July 8th, 2010 at 6:51 am
Hello darling,
Have you been shakin yu legs lately?
Very Strange really because The Ginger Man who I know is a stalwart (not sure of the species) has referred in the past to: Pretonius of Pine Avenue.
– I grew up in Pine Avenue
– 237 in fact.
Best Place on the Planet. More adventures than u could poke the proverbial stick at and more sex than Rin Tin Tin.
More Shepherds than sheep could poke sticks at.
Petronius (Of Pine Avenue)
(Not) Petronius of Pine Avenue,
Imposters! The scourge of honest bloggers, honest twitterers/twatterers, honest bumbookers everywhere…….
You are NOT from Leeton and you do NOT live at 237 Pine Avenue (which happens to be the Christian Bookshop).
EVERYONE in Leeton knows the real Mr Petronius – he’s a wonderful chap, a real community man.
……Continental cars, gold larme safari suits, host of elaborate prawn cutlet suppers and a good friend/fashion advisor to Mr Nero – of Wamoon.
KJ.
July 8th, 2010 at 7:39 am
Ciaks came out mid 80s.
They were a soft boater style shoe and had wifely approval. Wifely approval being on a par with an imprimateur from the Holy Se.
Dear Stoney Point,
Sound very suss to me.
HOWEVER, at least Ciaks are NOT clogs. A non-Dutch man wearing clogs should be (as Hec would say) locked up. KJ.

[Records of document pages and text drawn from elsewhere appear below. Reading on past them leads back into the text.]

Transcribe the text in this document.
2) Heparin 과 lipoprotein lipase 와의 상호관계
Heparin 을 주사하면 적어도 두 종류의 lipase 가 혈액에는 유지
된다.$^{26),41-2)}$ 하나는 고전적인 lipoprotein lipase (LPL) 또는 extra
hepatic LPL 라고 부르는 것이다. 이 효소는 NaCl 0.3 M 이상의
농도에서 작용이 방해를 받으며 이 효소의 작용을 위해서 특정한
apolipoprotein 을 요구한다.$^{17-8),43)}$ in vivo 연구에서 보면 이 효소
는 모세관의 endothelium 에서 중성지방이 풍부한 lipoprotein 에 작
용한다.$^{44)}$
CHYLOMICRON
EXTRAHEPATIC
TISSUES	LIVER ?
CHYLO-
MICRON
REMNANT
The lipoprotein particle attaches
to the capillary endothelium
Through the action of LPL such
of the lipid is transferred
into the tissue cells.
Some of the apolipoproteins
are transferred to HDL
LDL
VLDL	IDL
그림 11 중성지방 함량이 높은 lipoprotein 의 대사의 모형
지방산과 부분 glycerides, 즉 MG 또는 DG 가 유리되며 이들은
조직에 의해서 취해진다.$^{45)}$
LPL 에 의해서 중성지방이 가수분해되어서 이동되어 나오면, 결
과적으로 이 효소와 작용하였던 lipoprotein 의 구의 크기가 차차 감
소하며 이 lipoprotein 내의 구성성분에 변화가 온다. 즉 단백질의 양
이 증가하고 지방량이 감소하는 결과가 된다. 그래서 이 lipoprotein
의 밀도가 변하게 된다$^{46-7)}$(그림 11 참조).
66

July 8th, 2010 at 10:18 am
Yiasou! I am Mr Petronius.
You are…..?
July 9th, 2010 at 1:17 am
Aha, Anna Chapmanski, I am awake to your Russian games.
Do you think as a former Bletchley Park agent I shall be affected by your curves, your sensitive movements, your sidelong glance, the sudden swivel of your hips? Your hair, your skin? Your fragrance?
Under torture, I cry out like the White Rabbit:
Non, non, non. Vraiment, non!
http://www.smh.com.au/world/prisoner-swap-plans-as-11-charged-over-spying-20100708-102ba.html
July 9th, 2010 at 7:52 pm
We haf vays of making you torque, Lord Ginge.
Dear The Dude,
I don’t think we do, I just don’t think we do……KJ.
July 11th, 2010 at 2:13 pm
Hi team,
Win an all expenses paid trip to Leeton courtesy the ABC! We’re looking for a cool title for our comedy series – give us yer vote or idea now.
Dirt change.
Home attractions.
Dirt attractions.
Pigeons and poodles in the Riverina.
Home and deranged.
Bless my irrigation channel.
KJ does the Riverina.
On all platforms.
July 12th, 2010 at 6:36 pm
My proposed title for the comedy series is:
Channelbanking.
Dear Roma Street,
Roger that! cc:The Producer. Thank you. KJ.